Wouldn't resources still be an issue. Since the address space is so much larger wouldn't the 235k v6 routes take up more than 4 times the router memory?
>
> You bought or are planning to buy core routers that support IPv6 at
> wirespeed in hardware didn't you?
>
> If you are (or plan to be) operating an IPv4 network for over 5 years (let
> alone the folks here that can say 10 or 15+ years), you are planning core
> router purchases on a cycle like 3 to 5 years by estimating what you need
> at the end of that time and then specifying accordingly.
>
> By looking at the graph at the top of the page
> http://bgp.potaroo.net/as6447/ for total route announcements you could
> make a wild guess that if you want a router that has a high probability of
> working without needing workarounds (or giving you unnecessary headaches)
> in 3 years it needs to handle 500,000 IPv4 routes and 500,000 IPv6 routes
> in hardware when you buy it. Arguably this is overkill for IPv6, and
> might last 5 to 7 years.

What about MPLS? The last time I poked around in one of the core routers there were about 1.2 million routes. This includes all the private space that is routed between different sites in the same vpn and customers that use overlapping IP space. I had always assumed the routing tables would be massive under IPv6.

>
> *All* the core router vendors (Cisco, Juniper, Foundry, Force10, etc) sell
> routers that can do this today. If you are buying something that can't
> handle the 3 year IPv4 requirement, let alone the IPv6 requirement, why
> are doing that to yourself?

Can I interest you in some used M40's?

>
> Contrary to what seems to be popular misconception, your refrigerator
> will not be multihomed under IPv6. There are dynamic economic pressures
> (such as consolidation, competition, effective regulatory monopoly, etc)
> that limit the number of networks in the global routing table.

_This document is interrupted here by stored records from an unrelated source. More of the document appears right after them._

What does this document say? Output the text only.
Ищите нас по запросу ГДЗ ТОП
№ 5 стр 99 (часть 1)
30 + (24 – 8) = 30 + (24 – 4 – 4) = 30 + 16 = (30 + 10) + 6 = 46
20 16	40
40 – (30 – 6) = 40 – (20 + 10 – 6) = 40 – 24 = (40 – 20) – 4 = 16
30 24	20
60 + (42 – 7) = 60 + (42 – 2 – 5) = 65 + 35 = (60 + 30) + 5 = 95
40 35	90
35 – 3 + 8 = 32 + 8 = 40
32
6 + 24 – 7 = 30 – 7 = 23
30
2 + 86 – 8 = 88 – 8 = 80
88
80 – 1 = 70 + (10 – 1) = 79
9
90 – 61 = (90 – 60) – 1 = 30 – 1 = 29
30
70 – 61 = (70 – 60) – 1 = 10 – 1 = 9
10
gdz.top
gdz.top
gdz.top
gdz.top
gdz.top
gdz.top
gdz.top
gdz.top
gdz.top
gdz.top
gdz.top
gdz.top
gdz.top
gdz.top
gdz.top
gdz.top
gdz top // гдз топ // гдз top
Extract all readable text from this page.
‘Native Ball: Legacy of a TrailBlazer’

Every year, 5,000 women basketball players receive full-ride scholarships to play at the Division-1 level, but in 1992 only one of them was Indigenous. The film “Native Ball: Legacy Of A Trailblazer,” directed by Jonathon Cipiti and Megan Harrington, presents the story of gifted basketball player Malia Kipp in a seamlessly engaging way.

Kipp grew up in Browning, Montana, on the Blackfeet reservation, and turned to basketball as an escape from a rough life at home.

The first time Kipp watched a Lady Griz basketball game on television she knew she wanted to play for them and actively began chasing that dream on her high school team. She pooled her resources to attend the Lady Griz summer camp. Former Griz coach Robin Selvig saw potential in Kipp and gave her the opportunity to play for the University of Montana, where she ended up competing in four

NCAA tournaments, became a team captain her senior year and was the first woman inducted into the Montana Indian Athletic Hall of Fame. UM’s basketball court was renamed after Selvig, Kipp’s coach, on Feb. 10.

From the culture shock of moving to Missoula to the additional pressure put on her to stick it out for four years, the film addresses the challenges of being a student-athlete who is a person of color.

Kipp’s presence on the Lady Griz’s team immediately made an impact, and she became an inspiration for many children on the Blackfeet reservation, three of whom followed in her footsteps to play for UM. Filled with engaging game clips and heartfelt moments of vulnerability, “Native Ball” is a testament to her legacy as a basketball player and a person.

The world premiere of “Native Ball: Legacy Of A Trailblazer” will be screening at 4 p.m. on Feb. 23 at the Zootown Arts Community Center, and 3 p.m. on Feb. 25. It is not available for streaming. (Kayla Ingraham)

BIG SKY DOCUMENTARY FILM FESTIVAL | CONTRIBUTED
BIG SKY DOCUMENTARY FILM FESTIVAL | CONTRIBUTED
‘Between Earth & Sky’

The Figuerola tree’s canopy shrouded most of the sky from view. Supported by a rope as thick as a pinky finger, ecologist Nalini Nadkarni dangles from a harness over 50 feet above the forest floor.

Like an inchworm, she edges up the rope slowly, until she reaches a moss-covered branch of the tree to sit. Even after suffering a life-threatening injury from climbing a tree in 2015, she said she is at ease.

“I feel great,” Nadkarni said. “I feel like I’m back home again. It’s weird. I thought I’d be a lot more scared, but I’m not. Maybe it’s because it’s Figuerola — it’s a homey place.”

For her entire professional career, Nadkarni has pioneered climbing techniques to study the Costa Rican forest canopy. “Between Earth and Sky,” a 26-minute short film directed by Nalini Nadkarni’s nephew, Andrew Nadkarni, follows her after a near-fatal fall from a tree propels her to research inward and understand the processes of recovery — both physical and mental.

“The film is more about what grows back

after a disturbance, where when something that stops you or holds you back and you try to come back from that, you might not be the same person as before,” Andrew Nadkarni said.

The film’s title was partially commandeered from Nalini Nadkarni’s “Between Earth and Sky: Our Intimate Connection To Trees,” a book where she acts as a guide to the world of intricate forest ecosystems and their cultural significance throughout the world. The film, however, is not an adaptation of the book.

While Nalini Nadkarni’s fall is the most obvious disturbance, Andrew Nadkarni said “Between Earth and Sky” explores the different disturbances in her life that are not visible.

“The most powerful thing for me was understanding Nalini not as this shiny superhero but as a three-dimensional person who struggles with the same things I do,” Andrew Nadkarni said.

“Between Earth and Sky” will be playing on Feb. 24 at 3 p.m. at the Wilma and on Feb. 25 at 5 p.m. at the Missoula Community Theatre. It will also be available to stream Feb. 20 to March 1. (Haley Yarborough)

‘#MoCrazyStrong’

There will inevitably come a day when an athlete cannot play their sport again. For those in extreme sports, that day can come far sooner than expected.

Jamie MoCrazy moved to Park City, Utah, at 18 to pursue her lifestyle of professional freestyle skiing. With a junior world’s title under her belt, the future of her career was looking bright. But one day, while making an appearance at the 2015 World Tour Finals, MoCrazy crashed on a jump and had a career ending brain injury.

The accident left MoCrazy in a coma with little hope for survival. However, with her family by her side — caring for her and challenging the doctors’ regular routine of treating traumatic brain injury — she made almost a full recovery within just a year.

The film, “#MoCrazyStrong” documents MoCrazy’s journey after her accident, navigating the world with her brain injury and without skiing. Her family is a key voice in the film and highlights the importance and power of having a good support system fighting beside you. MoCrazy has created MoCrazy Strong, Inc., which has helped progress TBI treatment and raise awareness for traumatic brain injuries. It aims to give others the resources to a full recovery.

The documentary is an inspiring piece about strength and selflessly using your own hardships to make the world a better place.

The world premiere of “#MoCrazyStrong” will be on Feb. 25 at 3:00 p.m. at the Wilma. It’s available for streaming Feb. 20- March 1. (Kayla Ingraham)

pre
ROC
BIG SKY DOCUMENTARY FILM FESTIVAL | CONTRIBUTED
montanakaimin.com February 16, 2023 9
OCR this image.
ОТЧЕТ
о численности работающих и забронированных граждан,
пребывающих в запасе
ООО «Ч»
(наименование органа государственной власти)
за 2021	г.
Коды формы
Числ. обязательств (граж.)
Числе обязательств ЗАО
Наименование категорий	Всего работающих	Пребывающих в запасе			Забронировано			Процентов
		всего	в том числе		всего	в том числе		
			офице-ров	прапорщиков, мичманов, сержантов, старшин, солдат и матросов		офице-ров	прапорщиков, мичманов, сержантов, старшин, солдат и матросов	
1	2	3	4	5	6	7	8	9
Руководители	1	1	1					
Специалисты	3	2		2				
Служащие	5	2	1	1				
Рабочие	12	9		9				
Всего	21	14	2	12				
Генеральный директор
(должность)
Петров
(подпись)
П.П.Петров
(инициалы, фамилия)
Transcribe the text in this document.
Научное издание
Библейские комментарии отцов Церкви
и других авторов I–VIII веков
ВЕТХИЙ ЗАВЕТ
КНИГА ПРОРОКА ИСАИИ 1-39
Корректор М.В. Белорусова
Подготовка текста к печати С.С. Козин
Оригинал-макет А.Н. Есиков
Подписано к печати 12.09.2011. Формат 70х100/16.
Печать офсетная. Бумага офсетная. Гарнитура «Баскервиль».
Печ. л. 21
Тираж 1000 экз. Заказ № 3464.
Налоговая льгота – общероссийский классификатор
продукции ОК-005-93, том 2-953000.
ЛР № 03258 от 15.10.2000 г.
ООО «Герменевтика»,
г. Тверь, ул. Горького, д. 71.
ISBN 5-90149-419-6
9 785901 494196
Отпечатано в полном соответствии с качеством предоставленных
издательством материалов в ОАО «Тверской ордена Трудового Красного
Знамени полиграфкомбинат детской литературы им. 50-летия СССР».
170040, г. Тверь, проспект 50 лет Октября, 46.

Well I guess I can nix that rootkit for IP enabled cukoo clocks. : )

Keegan

Not many networks are pushing IPv6 at this point, or more correctly, not many relative to the 230k+ routes that currently makes up a full IPv4 routing table. There likely won't be a mass flash-cut to IPv6, which is a subject that has been debated to death and back again here on NANOG over the last few weeks :slight_smile:

jms

Keegan,

According to Cisco's product feature pages IPv6 routes take up twice
as much space in the TCAM as IPv4 routes. Make of that what you will.